François Gautier est violoniste et radin pathologique. Son quotidien est millimétré pour ne rien dépenser : il calcule tout, récupère tout, et fuit toute dépense. Sa vie bascule quand il tombe amoureux d'une nouvelle collègue et découvre qu'il a une fille de 16 ans dont il ignorait l'existence. Pour ne pas les perdre, ce grippe-sou va devoir mentir et surtout apprendre à dépenser. Une comédie sur l'argent qui rend fou.
Le film n'est pas tiré d'une histoire vraie mais d'un scénario original de Laurent Turner et Nicolas Cuche. L'idée originelle était de faire une comédie autour d'un défaut universel : la radinerie. Fred Cavayé, réalisateur de thrillers comme Pour elle, voulait changer de registre et s'attaquer à la comédie pure.
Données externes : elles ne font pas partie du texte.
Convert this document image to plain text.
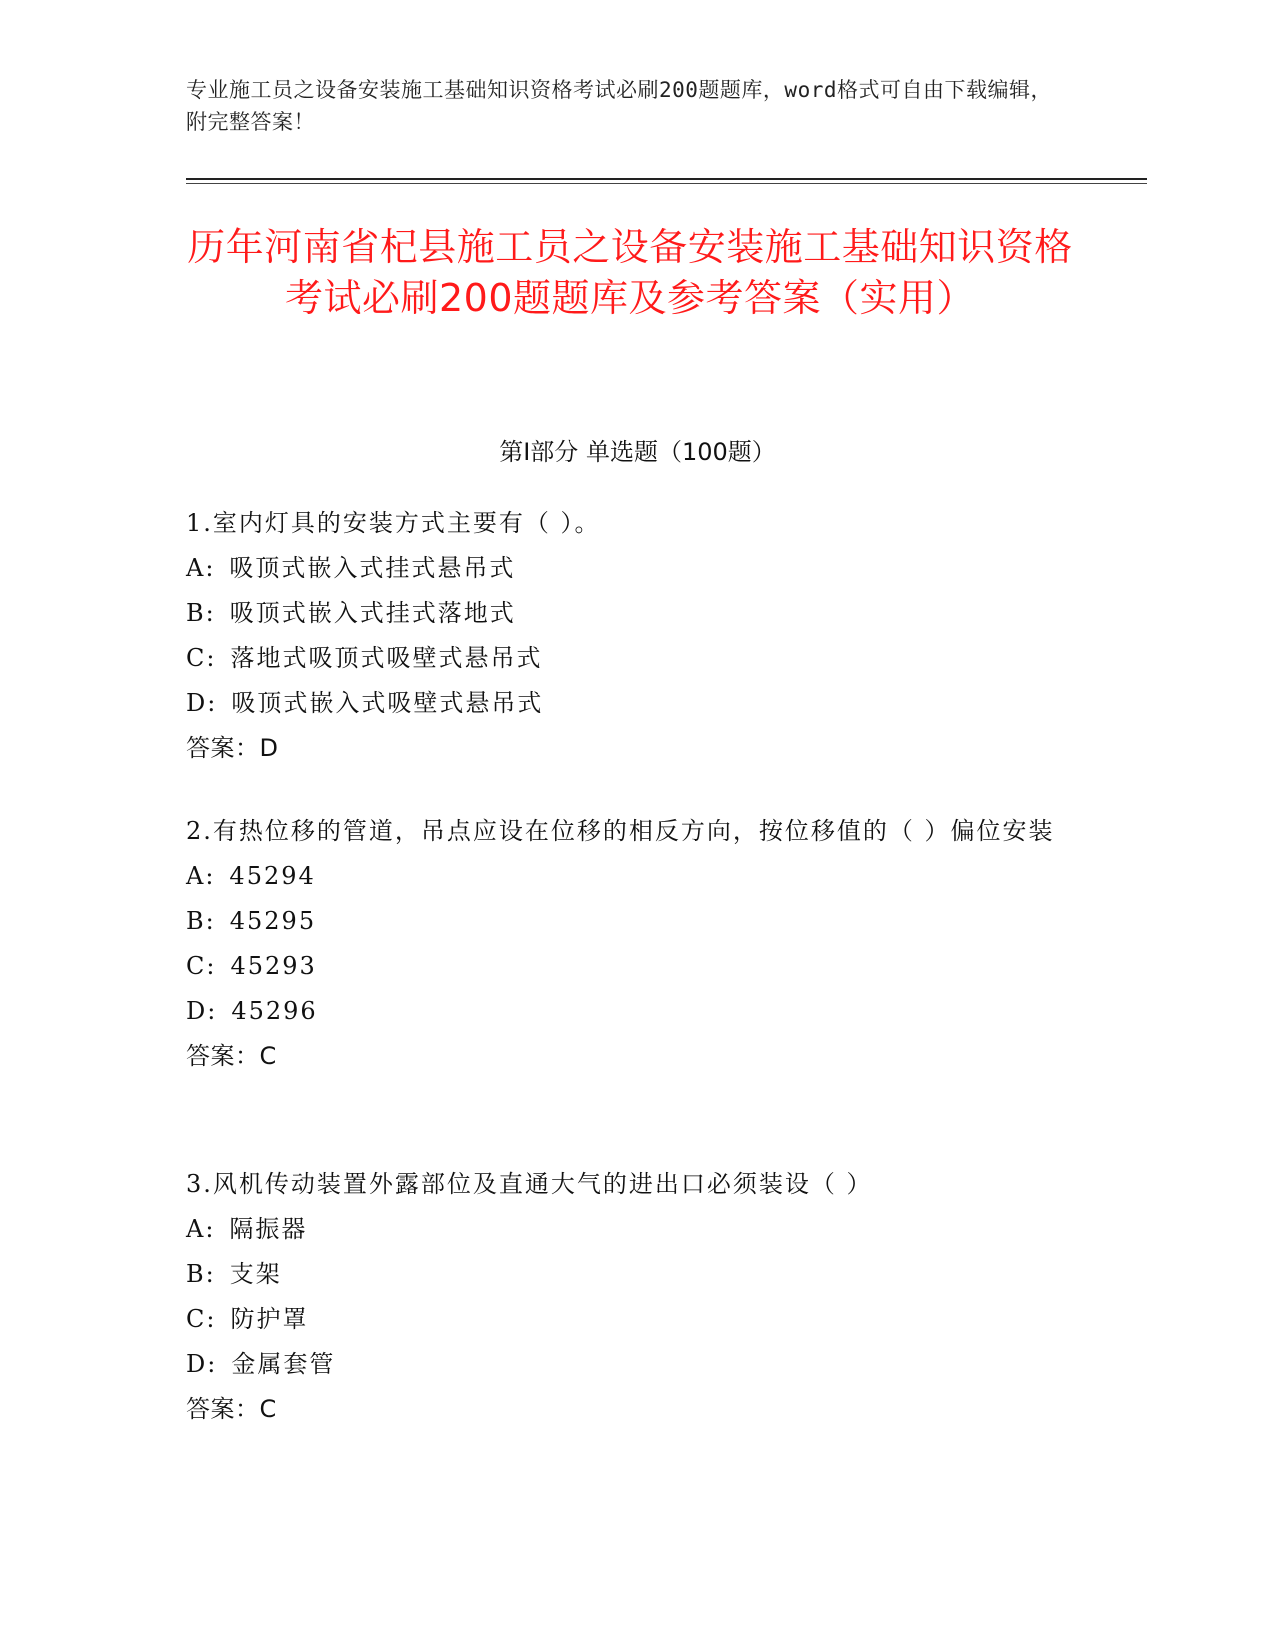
专业施工员之设备安装施工基础知识资格考试必刷200题题库，word格式可自由下载编辑，附完整答案！
历年河南省杞县施工员之设备安装施工基础知识资格考试必刷200题题库及参考答案（实用）
第Ⅰ部分 单选题（100题）
1.室内灯具的安装方式主要有（ ）。
A: 吸顶式嵌入式挂式悬吊式
B: 吸顶式嵌入式挂式落地式
C: 落地式吸顶式吸壁式悬吊式
D: 吸顶式嵌入式吸壁式悬吊式
答案：D
2.有热位移的管道，吊点应设在位移的相反方向，按位移值的（ ）偏位安装
A: 45294
B: 45295
C: 45293
D: 45296
答案：C
3.风机传动装置外露部位及直通大气的进出口必须装设（ ）
A: 隔振器
B: 支架
C: 防护罩
D: 金属套管
答案：C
L'inspiration lui est venue en observant les petits comportements radins du quotidien, ceux qu'on a tous. Il voulait un personnage extrême mais attachant, à la manière de L'Avare de Molière version 2016. Dany Boon a été impliqué très tôt dans l'écriture pour coller le personnage à son jeu et son timing comique.
Les critiques professionnelles ont été mitigées. La presse salue la performance de Dany Boon, totalement habité par son rôle de pingre, et quelques gags très efficaces. En revanche, beaucoup reprochent au film son scénario prévisible et son manque de finesse dans l'écriture. Le film obtient 2,8/5 sur AlloCiné presse. Télérama parle d'une "comédie mécanique". La réception du public a été bien meilleure. Avec 2,9 millions d'entrées en France, Radin est un gros succès populaire de l'année 2016. Les spectateurs ont plébiscité le côté "feel good" et se sont reconnus dans les situations absurdes du personnage. Le film a très bien marché en VOD et à la TV. Le film n'a obtenu aucune récompense majeure. Il n'a été nommé ni aux César ni dans les grands festivals. Son seul trophée est officieux : il reste l'une des meilleures audiences TV pour TF1 lors de ses diffusions.
Fred Cavayé cite La Chèvre de Francis Veber et les comédies avec Bourvil comme inspirations. Il voulait retrouver cet humour basé sur un personnage à gros défaut. La production s'est bien passée, Dany Boon étant très impliqué pour trouver le bon équilibre entre le rire et l'émotion. La plus grosse difficulté a été de rendre le personnage de François attachant malgré sa radinerie. L'équipe a beaucoup travaillé pour ne pas tomber dans la caricature méchante. La scène où Dany Boon se sert d'une seule bougie pour s'éclairer et se chauffer a nécessité plusieurs prises car l'équipe n'arrêtait pas de rire. Au départ, le rôle de François a été écrit pour François Damiens. L'emploi du temps de l'acteur belge n'étant pas compatible, le rôle a été proposé à Dany Boon qui a accepté immédiatement.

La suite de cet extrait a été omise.